From: wilander@apple.com [mailto:wilander@apple.com]
Sent: Thursday, July 7, 2016 9:51 AM
To: public-webappsec@w3.org
Subject: Changing window.name behavior

Hi Pub WebAppSec!

# About window.name
The window.name property was publicly discussed at last week’s OWASP AppSec in Rome. Three significant things appear to be true about this property:

  *   It is a DOMString, meaning it can carry arbitrary Unicode.
  *   There is no length restriction on it. Not by spec and not in implementations except for inherent restrictions on DOMStrings.
  *   It does not get reset on cross-origin navigations.

# Security Implications
window.name can be used as an XSS payload carrier where attackers can place large chunks of JavaScript and Unicode and then use it in an injection. As an example:

  1.  Phish the victim to click a link <a href="evil.com<http://evil.com>">example.com<http://example.com></a>.
  2.  On evil.com<http://evil.com> …

     *   Set window.name to javascript:[source code] for e.g. credential harvesting.
     *   Redirect to example.com/some/path/?xssVulnerability=location%3dname<http://example.com/some/path/?xssVulnerability=location%3dname>.
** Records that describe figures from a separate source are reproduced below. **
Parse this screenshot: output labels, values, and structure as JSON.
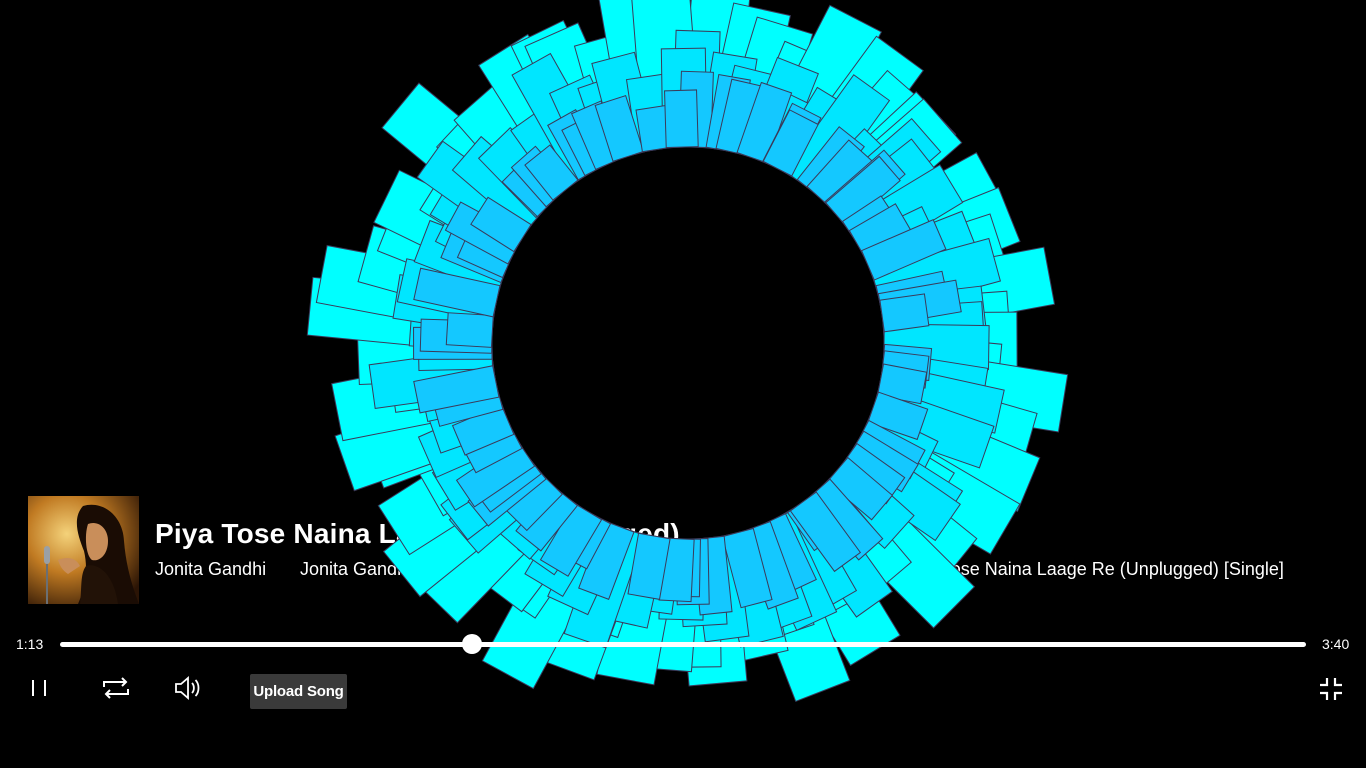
{
  "track": {
    "title": "Piya Tose Naina Laage Re (Unplugged)",
    "artist": "Jonita Gandhi",
    "album_artist": "Jonita Gandhi & Keba Jeremiah",
    "album": "Piya Tose Naina Laage Re (Unplugged) [Single]"
  },
  "playback": {
    "current_time": "1:13",
    "total_time": "3:40",
    "progress": 0.331,
    "state": "playing"
  },
  "controls": {
    "pause_icon": "pause-icon",
    "repeat_icon": "repeat-icon",
    "volume_icon": "volume-icon",
    "upload_label": "Upload Song",
    "fullscreen_icon": "exit-fullscreen-icon"
  },
  "visualizer": {
    "style": "radial-bars",
    "bar_count": 64,
    "colors": {
      "outer": "#00ffff",
      "mid": "#00e6ff",
      "inner": "#14c8ff",
      "outline": "#3a3a5a",
      "background": "#000000"
    }
  }
}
  1.  example.com/some/path<http://example.com/some/path> reflects location=name in a JavaScript context, executing the attack.
Real life XSS vulnerabilities often impose size and character restrictions on exploits which makes window.name handy for the attacker. However, we don’t know how popular window.name is in XSS attacks. What say the members of this list?

# Spec vs Reality
The HTML spec has at least the following to say about resetting window.name:

5.2.2 APIs for creating and navigating browsing contexts by name
…
NOTE: The name gets reset when the browsing context is navigated to another domain.
https://www.w3.org/TR/html5/browsers.html#apis-for-creating-and-navigating-browsing-contexts-by-name


… which links to:

5.6.10 History traversal
…
If the browsing context is a top-level browsing context, but not an auxiliary browsing context, then the browsing context's browsing context name must be unset.
https://www.w3.org/TR/html5/browsers.html#resetBCName


This to me sounds like protection of sites you navigate to through history, i.e. site C should not be able to set window.name for site A and B when the user has visited A, B, C in that order and then navigates history back and forth. Perhaps someone here can shed some light on what this part of the spec implies? In any case, it's not what browsers do. Once window.name is set it sticks. It sticks through regular forward navigations (links etc) as well as history traversal back and forth.

# What Will Break If We Change It?
We don’t seem to have telemetry on window.name usage but Google has kindly offered to capture some for us. MDN<https://developer.mozilla.org/en-US/docs/Web/API/Window/name> mentions target URLs for links and forms as well as cross-domain messaging in frameworks such as Dojo. Any further insights from members of this list?

# Potential Changes
We could address all three things mentioned above, i.e. restrict characters, restrict length, and reset on cross-origin navigations. But how far do those changes have to go to do something meaningful about window.name as an XSS payload carrier? And will window.name still be useful for the benign cases under such restrictions, for instance sending URLs?